Naturally, however, when he initially describes his curious work to his producer Charles Frohman (Dustin Hoffman) and the actors who will appear in it, the whole enterprise seems absurd --- a flying boy, a dog who puts the children to bed, a fairy, a pirate captain, and so forth simply confuse and distress the people involved. For the opening night the canny Barrie salts the audience with young children from an orphanage, knowing that they will understand and appreciate the story and the people. Their reactions encourage the affluent, sophisticated, inhibited playgoers to respond as well: Peter Pan, of course, proves to be a great hit, and as we all know, becomes one of the classics of children's literature.
In his interpretation of an odd and gentle genius Johnny Depp demonstrates once again his quirky versatility, handling an unusual role with remarkable restraint and understatement.

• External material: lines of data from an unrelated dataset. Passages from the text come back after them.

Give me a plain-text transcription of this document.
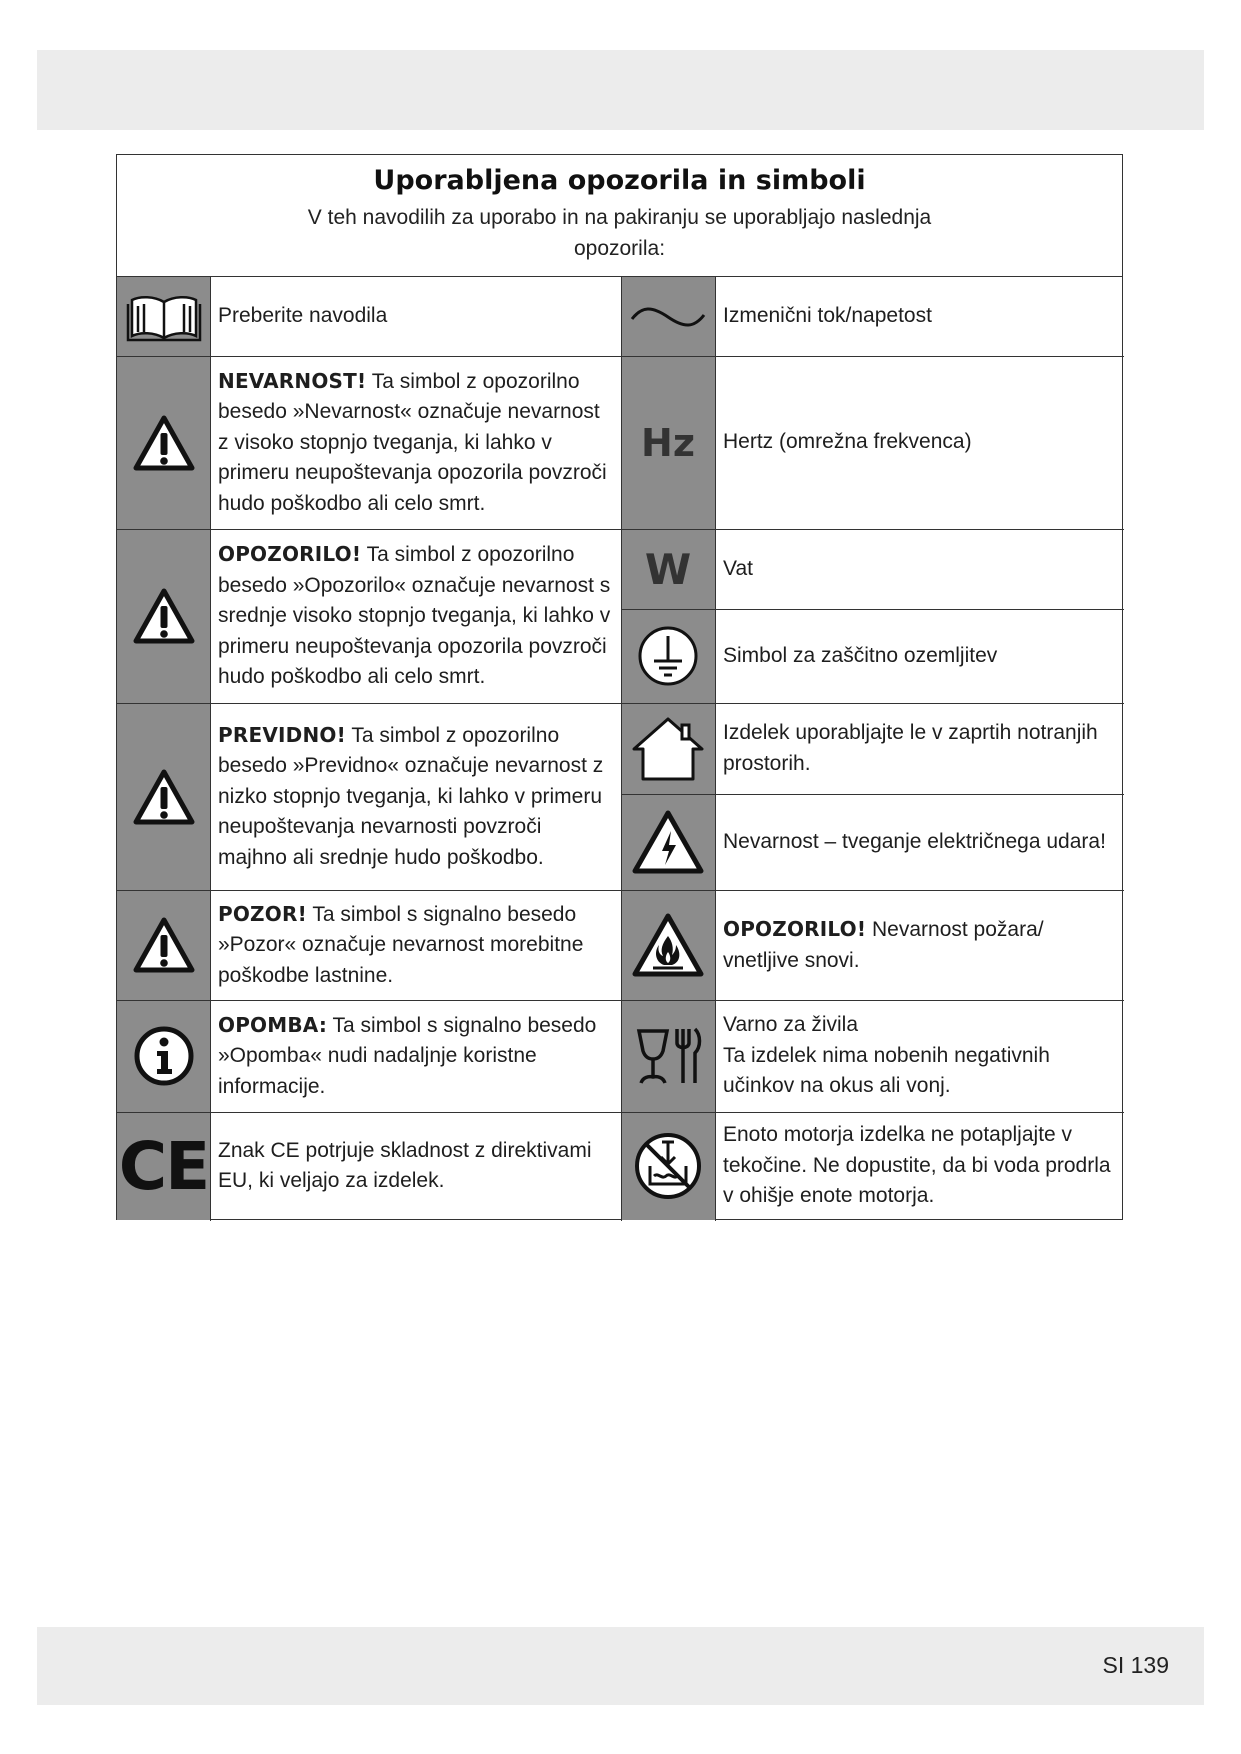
Uporabljena opozorila in simboli
V teh navodilih za uporabo in na pakiranju se uporabljajo naslednja opozorila:
Preberite navodila
NEVARNOST! Ta simbol z opozorilno besedo »Nevarnost« označuje nevarnost z visoko stopnjo tveganja, ki lahko v primeru neupoštevanja opozorila povzroči hudo poškodbo ali celo smrt.
OPOZORILO! Ta simbol z opozorilno besedo »Opozorilo« označuje nevarnost s srednje visoko stopnjo tveganja, ki lahko v primeru neupoštevanja opozorila povzroči hudo poškodbo ali celo smrt.
PREVIDNO! Ta simbol z opozorilno besedo »Previdno« označuje nevarnost z nizko stopnjo tveganja, ki lahko v primeru neupoštevanja nevarnosti povzroči majhno ali srednje hudo poškodbo.
POZOR! Ta simbol s signalno besedo »Pozor« označuje nevarnost morebitne poškodbe lastnine.
OPOMBA: Ta simbol s signalno besedo »Opomba« nudi nadaljnje koristne informacije.
CE Znak CE potrjuje skladnost z direktivami EU, ki veljajo za izdelek.
Izmenični tok/napetost
Hz Hertz (omrežna frekvenca)
W Vat
Simbol za zaščitno ozemljitev
Izdelek uporabljajte le v zaprtih notranjih prostorih.
Nevarnost – tveganje električnega udara!
OPOZORILO! Nevarnost požara/ vnetljive snovi.
Varno za živila
Ta izdelek nima nobenih negativnih učinkov na okus ali vonj.
Enoto motorja izdelka ne potapljajte v tekočine. Ne dopustite, da bi voda prodrla v ohišje enote motorja.
SI 139
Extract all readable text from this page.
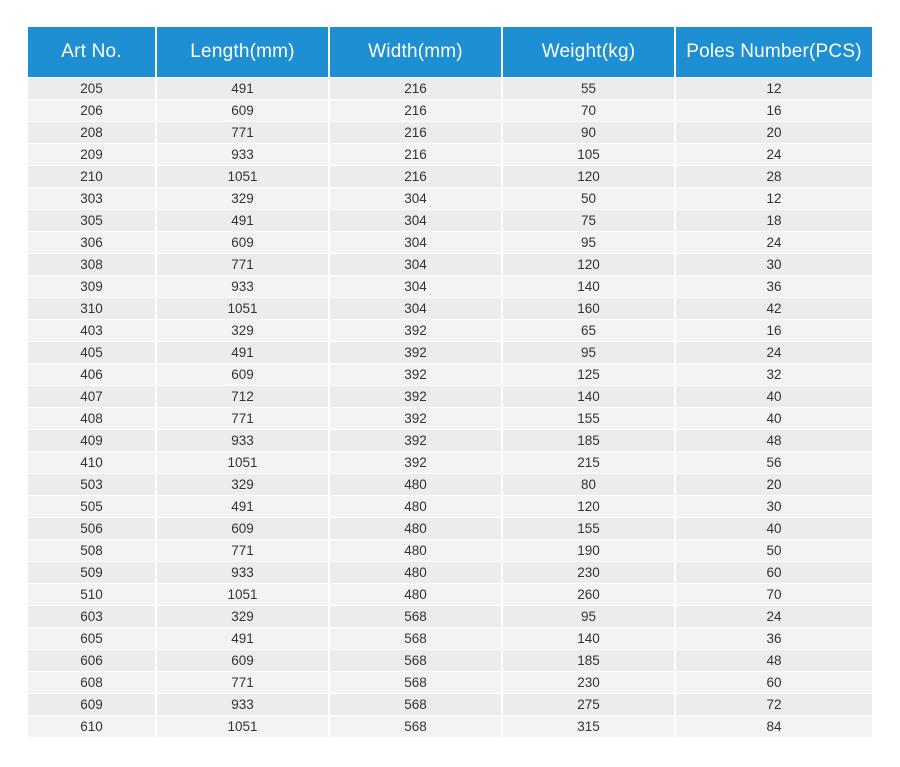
Art No.	Length(mm)	Width(mm)	Weight(kg)	Poles Number(PCS)
205	491	216	55	12
206	609	216	70	16
208	771	216	90	20
209	933	216	105	24
210	1051	216	120	28
303	329	304	50	12
305	491	304	75	18
306	609	304	95	24
308	771	304	120	30
309	933	304	140	36
310	1051	304	160	42
403	329	392	65	16
405	491	392	95	24
406	609	392	125	32
407	712	392	140	40
408	771	392	155	40
409	933	392	185	48
410	1051	392	215	56
503	329	480	80	20
505	491	480	120	30
506	609	480	155	40
508	771	480	190	50
509	933	480	230	60
510	1051	480	260	70
603	329	568	95	24
605	491	568	140	36
606	609	568	185	48
608	771	568	230	60
609	933	568	275	72
610	1051	568	315	84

He underplays with a good deal of dignity and charm, so that this grown man who plays with children, puts on silly plays, and dresses up in costumes, never appears forced or foolish, but always in control of himself and always entirely sympathetic.
He speaks calmly and carefully, never raises his voice, and despite the strong emotions he experiences and displays, never even hints at exaggeration or melodrama. It's a wonderful performance.
Aside from its depiction of a short time in the playwright's life and career, Finding Neverland provides a rare and touching interpretation of Peter Pan itself. It suggests considerable ambiguity in that fantastic vision, a sense that Neverland exists not only as a place in the imagination but also as the land of heart's desire, an escape not only from time but from life, a destination not terribly different from Heaven itself. As an ancient lady remarks to Barrie after the triumph of his opening night, we all hear the ticking of the clock in the crocodile.
Finding Neverland (PG), starring Johnny Depp, Kate Winslet, Julie Christie, Radha Mitchell, Dustin Hoffman, Freddie Highmore; directed by Marc Foster. Cinemark Tinseltown, Little Theatres, Loews Webster, Pittsford Plaza Cinema, Regal Culver Ridge.